Statement of Human and Animal Rights
All procedures followed were in accordance with the ethical standards of the responsible committee on human experimentation (institutional and national) and with the Helsinki Declaration of 1975, as revised in 2008.
Statement of Informed Consent
Informed consent was obtained from all individual participants included in the study.
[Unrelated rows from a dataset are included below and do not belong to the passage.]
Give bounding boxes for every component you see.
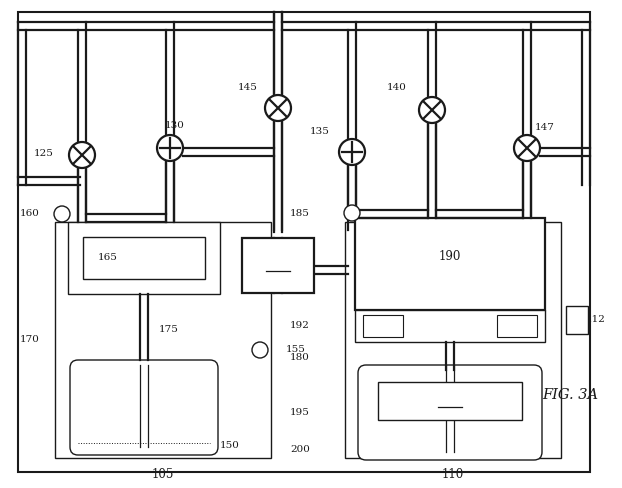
- Bar: [83, 237, 205, 279]
- Text: FIG. 3A: FIG. 3A: [542, 388, 598, 402]
- Circle shape: [69, 142, 95, 168]
- Text: 110: 110: [442, 468, 464, 482]
- FancyBboxPatch shape: [358, 365, 542, 460]
- Bar: [68, 222, 220, 294]
- Circle shape: [157, 135, 183, 161]
- Bar: [338, 215, 568, 465]
- Text: 105: 105: [152, 468, 174, 482]
- Circle shape: [514, 135, 540, 161]
- Bar: [566, 306, 588, 334]
- Bar: [378, 382, 522, 420]
- Circle shape: [344, 205, 360, 221]
- Text: 150: 150: [220, 441, 240, 449]
- Text: 135: 135: [310, 127, 330, 137]
- Text: 185: 185: [290, 208, 310, 218]
- Bar: [497, 315, 537, 337]
- Text: 160: 160: [20, 209, 40, 219]
- FancyBboxPatch shape: [70, 360, 218, 455]
- Text: 145: 145: [238, 83, 258, 93]
- Bar: [345, 222, 561, 458]
- Bar: [363, 315, 403, 337]
- Bar: [355, 218, 545, 310]
- Text: 170: 170: [20, 336, 40, 345]
- Text: 190: 190: [439, 249, 461, 263]
- Circle shape: [252, 342, 268, 358]
- Text: 155: 155: [286, 346, 306, 354]
- Text: 180: 180: [290, 352, 310, 362]
- Text: 195: 195: [290, 408, 310, 417]
- Bar: [355, 310, 545, 342]
- Text: 175: 175: [159, 325, 179, 333]
- Circle shape: [339, 139, 365, 165]
- Text: 147: 147: [535, 123, 555, 133]
- Circle shape: [265, 95, 291, 121]
- Circle shape: [419, 97, 445, 123]
- Text: 203: 203: [439, 394, 461, 407]
- Text: 200: 200: [290, 446, 310, 454]
- Text: 165: 165: [98, 253, 118, 263]
- Text: 120: 120: [266, 259, 290, 272]
- Text: 112: 112: [586, 316, 606, 325]
- Bar: [55, 222, 271, 458]
- Text: 192: 192: [290, 322, 310, 330]
- Bar: [48, 215, 278, 465]
- Bar: [242, 238, 314, 293]
- Text: 130: 130: [165, 122, 185, 130]
- Text: 125: 125: [34, 148, 54, 158]
- Text: 140: 140: [387, 83, 407, 93]
- Circle shape: [54, 206, 70, 222]
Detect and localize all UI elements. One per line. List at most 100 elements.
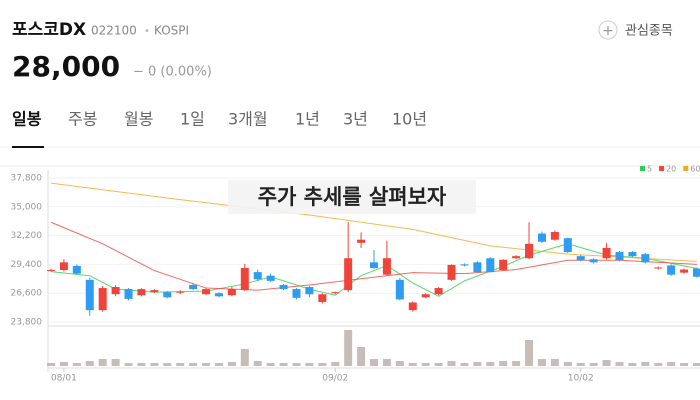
candle-body: [408, 302, 417, 311]
volume-bar: [318, 363, 327, 366]
volume-bar: [305, 363, 314, 366]
candle-body: [189, 284, 198, 290]
candle-body: [176, 291, 185, 293]
candle-body: [395, 279, 404, 300]
volume-bar: [512, 361, 521, 366]
price: 28,000: [12, 50, 120, 83]
candle-body: [486, 258, 495, 273]
candle-body: [137, 289, 146, 296]
tabs: 일봉 주봉 월봉 1일 3개월 1년 3년 10년: [12, 110, 427, 129]
volume-bar: [214, 363, 223, 366]
tab[interactable]: 3년: [343, 110, 368, 129]
volume-bar: [408, 363, 417, 366]
candle-body: [292, 289, 301, 298]
volume-bar: [227, 362, 236, 366]
tab[interactable]: 주봉: [68, 110, 97, 129]
volume-bar: [111, 359, 120, 366]
candle-body: [693, 268, 700, 277]
candle-body: [667, 265, 676, 275]
chart: 37,800 35,000 32,200 29,400 26,600 23,800 08/0…: [0, 165, 700, 384]
legend-swatch: [640, 166, 645, 171]
volume-bar: [395, 361, 404, 366]
tab[interactable]: 1년: [295, 110, 320, 129]
volume-bar: [72, 363, 81, 366]
y-tick-label: 32,200: [11, 231, 43, 241]
candle-body: [512, 256, 521, 259]
candle-body: [434, 288, 443, 295]
volume-bar: [550, 359, 559, 366]
candle-body: [98, 288, 107, 311]
overlay-text: 주가 추세를 살펴보자: [258, 185, 447, 209]
volume-bar: [292, 363, 301, 366]
tab[interactable]: 1일: [180, 110, 205, 129]
volume-bar: [460, 363, 469, 366]
candle-body: [202, 289, 211, 295]
volume-bar: [421, 363, 430, 366]
candle-body: [499, 259, 508, 271]
candle-body: [150, 290, 159, 293]
candle-body: [59, 262, 68, 271]
volume-bar: [357, 347, 366, 366]
candle-body: [163, 292, 172, 298]
stock-code: 022100: [91, 24, 137, 38]
stock-name: 포스코DX: [12, 20, 86, 40]
legend-label: 20: [666, 165, 676, 174]
volume-bar: [615, 362, 624, 366]
volume-bar: [150, 363, 159, 366]
volume-bar: [473, 362, 482, 366]
ma-line: [50, 221, 698, 291]
tab[interactable]: 3개월: [228, 110, 268, 129]
volume-bar: [163, 363, 172, 366]
candle-body: [305, 287, 314, 295]
volume-bar: [641, 362, 650, 366]
volume-bar: [434, 363, 443, 366]
volume-bar: [499, 361, 508, 366]
y-tick-label: 29,400: [11, 260, 43, 270]
x-tick-label: 10/02: [568, 374, 594, 384]
y-tick-label: 37,800: [11, 174, 43, 184]
volume-bar: [628, 363, 637, 366]
legend-label: 60: [690, 165, 700, 174]
volume-bar: [382, 359, 391, 366]
ma-line: [50, 243, 698, 297]
candle-body: [72, 265, 81, 274]
volume-bar: [563, 362, 572, 366]
watch-label: 관심종목: [625, 24, 673, 39]
candle-body: [421, 294, 430, 298]
tab[interactable]: 일봉: [12, 110, 42, 129]
volume-bar: [266, 363, 275, 366]
candle-body: [654, 267, 663, 269]
volume-bar: [344, 330, 353, 366]
candle-body: [680, 269, 689, 273]
candle-body: [47, 270, 55, 272]
volume-bar: [85, 361, 94, 366]
candle-body: [576, 256, 585, 261]
candle-body: [111, 287, 120, 295]
market: KOSPI: [154, 24, 189, 38]
candle-body: [124, 289, 133, 299]
volume-bar: [253, 361, 262, 366]
y-tick-label: 23,800: [11, 318, 43, 328]
candle-body: [473, 262, 482, 273]
volume-bar: [447, 361, 456, 366]
volume-bar: [667, 362, 676, 366]
volume-bar: [59, 362, 68, 366]
ma-line: [50, 182, 698, 262]
watch-button[interactable]: + 관심종목: [598, 20, 673, 40]
volume-bar: [202, 363, 211, 366]
candle-body: [382, 258, 391, 275]
volume-bar: [654, 363, 663, 366]
candle-body: [331, 292, 340, 294]
candle-body: [615, 252, 624, 261]
volume-bar: [525, 340, 534, 366]
volume-bar: [370, 359, 378, 366]
tab[interactable]: 10년: [392, 110, 427, 129]
volume-bar: [331, 362, 340, 366]
volume-bar: [693, 363, 700, 366]
tab[interactable]: 월봉: [124, 110, 153, 129]
candle-body: [253, 272, 262, 280]
candle-body: [628, 252, 637, 257]
price-change: − 0 (0.00%): [133, 65, 212, 80]
candle-body: [85, 279, 94, 311]
separator: •: [144, 26, 150, 37]
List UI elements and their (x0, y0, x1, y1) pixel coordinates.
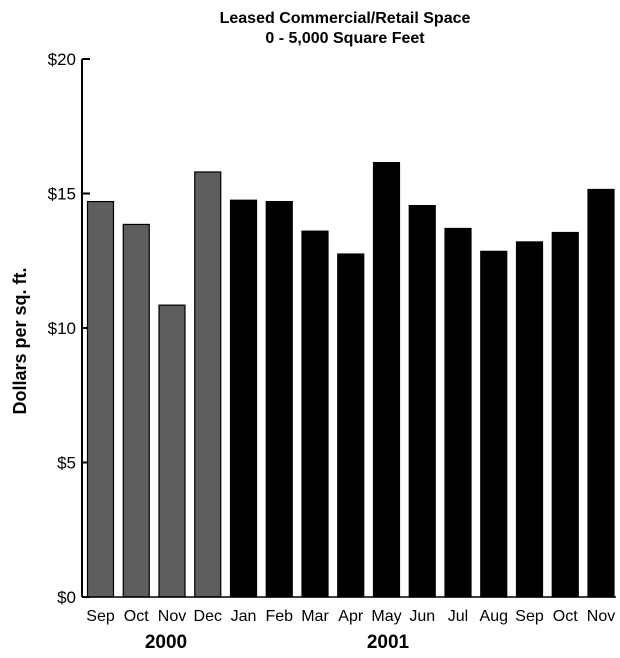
x-tick-label: Aug (480, 608, 508, 625)
year-label-2001: 2001 (367, 632, 410, 653)
y-axis-label: Dollars per sq. ft. (10, 267, 30, 414)
bar-sep-12 (515, 241, 544, 598)
x-axis-labels: Sep Oct Nov Dec Jan Feb Mar Apr May Jun Jul Aug Sep O… (86, 608, 615, 625)
bar-oct-1 (122, 223, 150, 598)
bar-feb-5 (265, 200, 293, 598)
y-tick-label: $10 (48, 319, 76, 338)
x-tick-label: Sep (86, 608, 115, 625)
bar-jul-10 (444, 227, 472, 598)
bar-dec-3 (194, 171, 222, 598)
x-tick-label: Oct (124, 608, 149, 625)
chart-title: Leased Commercial/Retail Space (220, 10, 471, 27)
x-tick-label: Jun (409, 608, 435, 625)
bar-mar-6 (301, 230, 329, 598)
y-tick-label: $15 (48, 185, 76, 204)
x-tick-label: Oct (553, 608, 578, 625)
bar-aug-11 (480, 250, 508, 598)
x-tick-label: Dec (194, 608, 222, 625)
year-group-labels: 2000 2001 (145, 632, 410, 653)
x-tick-label: Sep (515, 608, 544, 625)
bar-apr-7 (337, 253, 365, 598)
bars (82, 161, 616, 598)
y-tick-label: $5 (57, 454, 76, 473)
y-axis: $0 $5 $10 $15 $20 (48, 50, 90, 607)
year-label-2000: 2000 (145, 632, 187, 653)
x-tick-label: May (371, 608, 401, 625)
x-tick-label: Jan (231, 608, 257, 625)
y-tick-label: $20 (48, 50, 76, 69)
x-tick-label: Jul (448, 608, 468, 625)
chart-subtitle: 0 - 5,000 Square Feet (265, 30, 425, 47)
x-tick-label: Apr (338, 608, 364, 625)
x-tick-label: Mar (301, 608, 329, 625)
y-tick-label: $0 (57, 588, 76, 607)
bar-sep-0 (86, 200, 115, 598)
bar-nov-2 (158, 304, 186, 598)
bar-jan-4 (229, 199, 258, 598)
x-tick-label: Feb (265, 608, 293, 625)
bar-oct-13 (551, 231, 579, 598)
x-tick-label: Nov (587, 608, 615, 625)
x-tick-label: Nov (158, 608, 186, 625)
bar-may-8 (372, 161, 401, 598)
bar-jun-9 (408, 205, 436, 598)
bar-nov-14 (587, 188, 615, 598)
Declaration of Conflicting Interests
The author(s) declared the following potential conflicts of interest with respect to the research, authorship, and/or publication of this article: DR received royalties from Tornier (formerly Wright Medical): Elbow Plates (received <$10 000/year) and Skeletal Dynamics: Internal Joint Stabilizer Elbow (contract; nothing received). He received research grant support from Skeletal Dynamics ($50 000). He is deputy editor for hand and wrist, Journal of Orthopaedic Trauma (volunteer) and deputy editor for hand and wrist, Clinical Orthopaedics and Related Research ($5000/year). He received honoraria from AO North America, AO International, and various hospitals and universities. All other authors (RK, DB, AA, NS, LU) certify that they have no commercial associations (eg, consultancies, stock ownership, equity interest, patent/licensing arrangements, etc) that might pose a conflict of interest in connection with the submitted article.
Funding
The author(s) received no financial support for the research, authorship, and/or publication of this article.